Suppose f:R-->R satisfies f(xy) = xf(y)+yf(x) for all real numbers x,y. Prove that f(1)=0 and that f(u^n)=n*u^(n-1)*f(u) for all natural numbers n and all real numbers u.

I really have no clue where to start on this proof, except that the hint in the problem says that in using induction on n, consider the case u = 0 separately.

Any help would be much appreciated.

2. Originally Posted by morbius27
Suppose f:R-->R satisfies f(xy) = xf(y)+yf(x) for all real numbers x,y.

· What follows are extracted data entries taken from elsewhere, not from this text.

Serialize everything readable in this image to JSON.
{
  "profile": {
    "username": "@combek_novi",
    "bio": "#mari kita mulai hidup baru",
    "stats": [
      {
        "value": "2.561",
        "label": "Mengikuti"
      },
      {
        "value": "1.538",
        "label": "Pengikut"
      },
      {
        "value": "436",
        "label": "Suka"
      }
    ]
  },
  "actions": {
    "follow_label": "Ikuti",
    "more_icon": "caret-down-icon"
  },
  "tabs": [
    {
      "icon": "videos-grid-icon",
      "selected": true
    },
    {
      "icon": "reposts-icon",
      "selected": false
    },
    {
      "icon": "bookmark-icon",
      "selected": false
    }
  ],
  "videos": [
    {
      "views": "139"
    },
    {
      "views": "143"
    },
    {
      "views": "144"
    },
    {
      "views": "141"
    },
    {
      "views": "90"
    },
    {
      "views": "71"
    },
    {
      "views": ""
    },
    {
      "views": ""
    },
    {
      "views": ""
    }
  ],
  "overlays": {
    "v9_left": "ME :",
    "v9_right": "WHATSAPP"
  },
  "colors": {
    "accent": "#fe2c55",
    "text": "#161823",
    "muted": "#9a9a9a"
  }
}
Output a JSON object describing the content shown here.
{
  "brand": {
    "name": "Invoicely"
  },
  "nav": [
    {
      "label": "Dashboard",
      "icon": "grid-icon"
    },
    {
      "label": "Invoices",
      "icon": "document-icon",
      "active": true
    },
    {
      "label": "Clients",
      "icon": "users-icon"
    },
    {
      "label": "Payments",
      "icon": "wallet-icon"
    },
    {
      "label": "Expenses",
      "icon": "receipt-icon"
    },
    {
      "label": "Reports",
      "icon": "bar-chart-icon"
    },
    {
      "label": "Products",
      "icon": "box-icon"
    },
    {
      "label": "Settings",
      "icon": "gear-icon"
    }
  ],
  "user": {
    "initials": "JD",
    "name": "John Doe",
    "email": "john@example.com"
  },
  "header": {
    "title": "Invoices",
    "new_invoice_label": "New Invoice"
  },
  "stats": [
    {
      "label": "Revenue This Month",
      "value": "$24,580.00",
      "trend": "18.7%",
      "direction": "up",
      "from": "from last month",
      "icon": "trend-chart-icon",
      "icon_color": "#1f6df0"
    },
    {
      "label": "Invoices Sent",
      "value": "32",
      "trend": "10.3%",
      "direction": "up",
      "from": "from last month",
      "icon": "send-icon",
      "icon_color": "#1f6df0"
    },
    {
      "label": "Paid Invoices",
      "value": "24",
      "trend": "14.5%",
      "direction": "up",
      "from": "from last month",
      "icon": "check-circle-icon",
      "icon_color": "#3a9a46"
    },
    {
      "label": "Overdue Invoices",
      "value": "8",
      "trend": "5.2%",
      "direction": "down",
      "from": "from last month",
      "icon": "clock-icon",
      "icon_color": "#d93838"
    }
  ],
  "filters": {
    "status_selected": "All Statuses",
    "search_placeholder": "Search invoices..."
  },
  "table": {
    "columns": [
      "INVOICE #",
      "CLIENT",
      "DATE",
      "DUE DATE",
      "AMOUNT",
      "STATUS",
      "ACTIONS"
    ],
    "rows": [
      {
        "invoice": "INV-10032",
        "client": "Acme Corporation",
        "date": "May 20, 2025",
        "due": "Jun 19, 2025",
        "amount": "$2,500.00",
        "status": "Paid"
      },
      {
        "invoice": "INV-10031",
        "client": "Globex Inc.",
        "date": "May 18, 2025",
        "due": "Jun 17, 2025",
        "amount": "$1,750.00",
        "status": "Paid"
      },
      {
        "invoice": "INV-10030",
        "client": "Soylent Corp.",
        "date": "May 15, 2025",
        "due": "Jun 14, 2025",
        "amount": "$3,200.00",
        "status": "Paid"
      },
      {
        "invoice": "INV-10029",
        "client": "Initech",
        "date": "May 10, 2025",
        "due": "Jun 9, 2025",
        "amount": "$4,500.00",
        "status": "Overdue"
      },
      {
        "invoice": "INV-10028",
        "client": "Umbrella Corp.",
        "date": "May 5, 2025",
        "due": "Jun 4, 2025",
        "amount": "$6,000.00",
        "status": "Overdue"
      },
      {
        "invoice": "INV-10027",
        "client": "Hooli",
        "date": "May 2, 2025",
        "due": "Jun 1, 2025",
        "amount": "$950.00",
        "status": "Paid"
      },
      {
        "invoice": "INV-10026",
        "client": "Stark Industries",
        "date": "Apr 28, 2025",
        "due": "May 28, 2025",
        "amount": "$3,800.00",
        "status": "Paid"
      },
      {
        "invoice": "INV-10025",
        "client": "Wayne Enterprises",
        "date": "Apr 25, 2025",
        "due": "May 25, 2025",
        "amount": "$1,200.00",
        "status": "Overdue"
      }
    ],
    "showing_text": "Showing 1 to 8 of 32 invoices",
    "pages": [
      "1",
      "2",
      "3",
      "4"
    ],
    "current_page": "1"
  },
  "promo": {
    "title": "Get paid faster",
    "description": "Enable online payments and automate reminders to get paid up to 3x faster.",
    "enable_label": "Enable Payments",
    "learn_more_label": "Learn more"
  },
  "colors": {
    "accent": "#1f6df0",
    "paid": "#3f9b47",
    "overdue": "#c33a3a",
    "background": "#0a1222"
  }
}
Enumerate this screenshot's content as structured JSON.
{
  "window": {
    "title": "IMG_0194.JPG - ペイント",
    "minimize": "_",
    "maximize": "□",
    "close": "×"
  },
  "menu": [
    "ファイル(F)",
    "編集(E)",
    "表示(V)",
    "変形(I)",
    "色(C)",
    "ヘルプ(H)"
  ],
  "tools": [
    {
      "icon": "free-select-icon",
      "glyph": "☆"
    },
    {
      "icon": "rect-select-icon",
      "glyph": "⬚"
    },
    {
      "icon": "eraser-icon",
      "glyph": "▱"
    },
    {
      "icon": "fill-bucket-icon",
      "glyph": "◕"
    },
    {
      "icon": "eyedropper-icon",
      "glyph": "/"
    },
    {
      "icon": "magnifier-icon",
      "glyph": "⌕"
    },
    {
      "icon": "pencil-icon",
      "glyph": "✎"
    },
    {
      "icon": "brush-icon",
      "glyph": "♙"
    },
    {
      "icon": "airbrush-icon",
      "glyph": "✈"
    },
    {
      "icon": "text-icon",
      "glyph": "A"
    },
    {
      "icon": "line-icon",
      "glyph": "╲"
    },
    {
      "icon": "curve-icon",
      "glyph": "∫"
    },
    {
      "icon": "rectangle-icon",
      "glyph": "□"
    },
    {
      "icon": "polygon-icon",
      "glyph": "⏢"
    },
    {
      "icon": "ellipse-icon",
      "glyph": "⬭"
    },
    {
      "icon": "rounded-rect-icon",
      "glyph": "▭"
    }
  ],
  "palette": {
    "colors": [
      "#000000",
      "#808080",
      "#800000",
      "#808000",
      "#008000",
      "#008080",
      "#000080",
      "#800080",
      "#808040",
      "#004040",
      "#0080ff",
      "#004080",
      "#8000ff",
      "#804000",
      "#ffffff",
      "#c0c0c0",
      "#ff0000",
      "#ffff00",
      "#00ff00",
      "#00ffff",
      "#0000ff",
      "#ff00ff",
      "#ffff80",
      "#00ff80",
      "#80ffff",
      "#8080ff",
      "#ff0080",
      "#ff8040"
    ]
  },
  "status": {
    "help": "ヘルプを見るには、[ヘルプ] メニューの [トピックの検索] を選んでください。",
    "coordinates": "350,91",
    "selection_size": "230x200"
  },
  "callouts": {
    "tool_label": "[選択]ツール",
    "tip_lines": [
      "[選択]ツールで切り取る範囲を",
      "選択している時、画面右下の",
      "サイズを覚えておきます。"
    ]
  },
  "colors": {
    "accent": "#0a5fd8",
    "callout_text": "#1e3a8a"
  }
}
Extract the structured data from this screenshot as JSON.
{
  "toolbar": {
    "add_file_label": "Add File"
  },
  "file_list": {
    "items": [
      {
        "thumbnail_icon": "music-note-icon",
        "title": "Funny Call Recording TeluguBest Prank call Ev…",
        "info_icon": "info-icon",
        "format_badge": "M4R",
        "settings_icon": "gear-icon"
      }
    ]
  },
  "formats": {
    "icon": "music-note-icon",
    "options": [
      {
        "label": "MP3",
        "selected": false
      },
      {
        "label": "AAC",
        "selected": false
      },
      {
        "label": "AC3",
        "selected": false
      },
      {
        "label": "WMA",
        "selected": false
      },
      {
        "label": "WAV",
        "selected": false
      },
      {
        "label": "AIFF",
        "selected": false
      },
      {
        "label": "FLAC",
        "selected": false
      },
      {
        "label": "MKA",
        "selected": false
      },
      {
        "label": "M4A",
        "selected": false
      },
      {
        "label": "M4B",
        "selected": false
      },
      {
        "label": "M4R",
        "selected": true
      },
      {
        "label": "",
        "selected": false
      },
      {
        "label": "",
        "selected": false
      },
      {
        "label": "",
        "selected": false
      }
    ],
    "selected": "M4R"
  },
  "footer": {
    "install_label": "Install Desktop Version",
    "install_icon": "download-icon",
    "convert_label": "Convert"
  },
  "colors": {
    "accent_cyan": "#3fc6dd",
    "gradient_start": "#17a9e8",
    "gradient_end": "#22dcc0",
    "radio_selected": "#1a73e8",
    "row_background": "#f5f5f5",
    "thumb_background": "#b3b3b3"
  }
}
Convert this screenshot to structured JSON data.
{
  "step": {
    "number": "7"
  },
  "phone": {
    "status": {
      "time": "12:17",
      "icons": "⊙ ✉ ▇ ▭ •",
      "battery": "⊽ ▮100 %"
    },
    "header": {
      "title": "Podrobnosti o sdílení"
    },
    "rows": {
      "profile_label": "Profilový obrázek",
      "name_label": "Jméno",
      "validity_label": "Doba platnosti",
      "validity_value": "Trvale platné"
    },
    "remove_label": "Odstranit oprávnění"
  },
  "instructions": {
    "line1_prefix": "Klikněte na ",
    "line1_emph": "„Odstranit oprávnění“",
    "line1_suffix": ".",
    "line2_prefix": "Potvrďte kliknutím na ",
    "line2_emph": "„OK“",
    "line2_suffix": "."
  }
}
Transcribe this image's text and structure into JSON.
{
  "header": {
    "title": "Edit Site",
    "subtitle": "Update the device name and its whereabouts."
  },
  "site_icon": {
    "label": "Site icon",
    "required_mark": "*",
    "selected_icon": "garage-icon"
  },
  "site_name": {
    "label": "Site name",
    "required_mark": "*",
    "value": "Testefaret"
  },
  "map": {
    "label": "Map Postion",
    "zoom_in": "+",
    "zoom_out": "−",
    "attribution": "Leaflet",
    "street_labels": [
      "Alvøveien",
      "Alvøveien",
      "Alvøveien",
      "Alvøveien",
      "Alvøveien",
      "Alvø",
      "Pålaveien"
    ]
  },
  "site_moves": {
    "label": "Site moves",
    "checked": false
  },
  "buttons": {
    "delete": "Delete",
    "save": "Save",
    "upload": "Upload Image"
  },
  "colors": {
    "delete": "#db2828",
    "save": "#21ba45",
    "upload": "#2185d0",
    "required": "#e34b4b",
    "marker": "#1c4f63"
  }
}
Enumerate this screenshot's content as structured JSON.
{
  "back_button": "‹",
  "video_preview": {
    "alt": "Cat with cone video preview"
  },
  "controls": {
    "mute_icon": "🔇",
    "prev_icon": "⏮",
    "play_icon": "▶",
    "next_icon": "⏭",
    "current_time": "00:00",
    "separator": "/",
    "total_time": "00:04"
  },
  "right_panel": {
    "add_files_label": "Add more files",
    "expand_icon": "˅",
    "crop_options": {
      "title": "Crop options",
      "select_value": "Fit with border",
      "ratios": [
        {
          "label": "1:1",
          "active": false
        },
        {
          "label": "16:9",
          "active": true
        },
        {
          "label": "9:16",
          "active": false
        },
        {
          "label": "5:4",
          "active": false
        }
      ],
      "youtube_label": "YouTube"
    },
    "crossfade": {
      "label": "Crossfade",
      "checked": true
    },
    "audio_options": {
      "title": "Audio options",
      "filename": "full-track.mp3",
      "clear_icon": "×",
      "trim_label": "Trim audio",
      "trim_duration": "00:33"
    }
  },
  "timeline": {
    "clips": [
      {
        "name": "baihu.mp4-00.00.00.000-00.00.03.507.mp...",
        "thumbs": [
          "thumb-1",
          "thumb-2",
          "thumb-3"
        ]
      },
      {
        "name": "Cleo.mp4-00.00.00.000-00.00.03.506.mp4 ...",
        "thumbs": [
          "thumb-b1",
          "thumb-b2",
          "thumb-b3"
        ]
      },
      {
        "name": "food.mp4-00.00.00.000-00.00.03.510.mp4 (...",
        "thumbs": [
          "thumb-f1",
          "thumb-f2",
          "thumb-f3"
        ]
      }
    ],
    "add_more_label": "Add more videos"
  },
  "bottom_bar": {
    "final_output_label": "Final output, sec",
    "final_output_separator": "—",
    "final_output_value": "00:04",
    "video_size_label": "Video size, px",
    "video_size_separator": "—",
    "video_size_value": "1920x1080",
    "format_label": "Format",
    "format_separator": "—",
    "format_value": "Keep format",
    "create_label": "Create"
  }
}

Prove that f(1)=0 and that f(u^n)=n*u^(n-1)*f(u) for all natural numbers n and all real numbers u.

I really have no clue where to start on this proof, except that the hint in the problem says that in using induction on n, consider the case u = 0 separately.

Any help would be much appreciated.
For the first, let $y=1$ then $f(x)=xf(1)+f(x)$ and so $xf(1)=0$ and since $x$ was arbitrary, it follows that $f(1)=0$. For the second suppose you know it for $n$ then $f(u^{n+1})=f(u^nu)=u^nf(u)+uf(u^n)=u^nf(u)+unu^{n-1}f(u)=(n+1)u^nf(u)$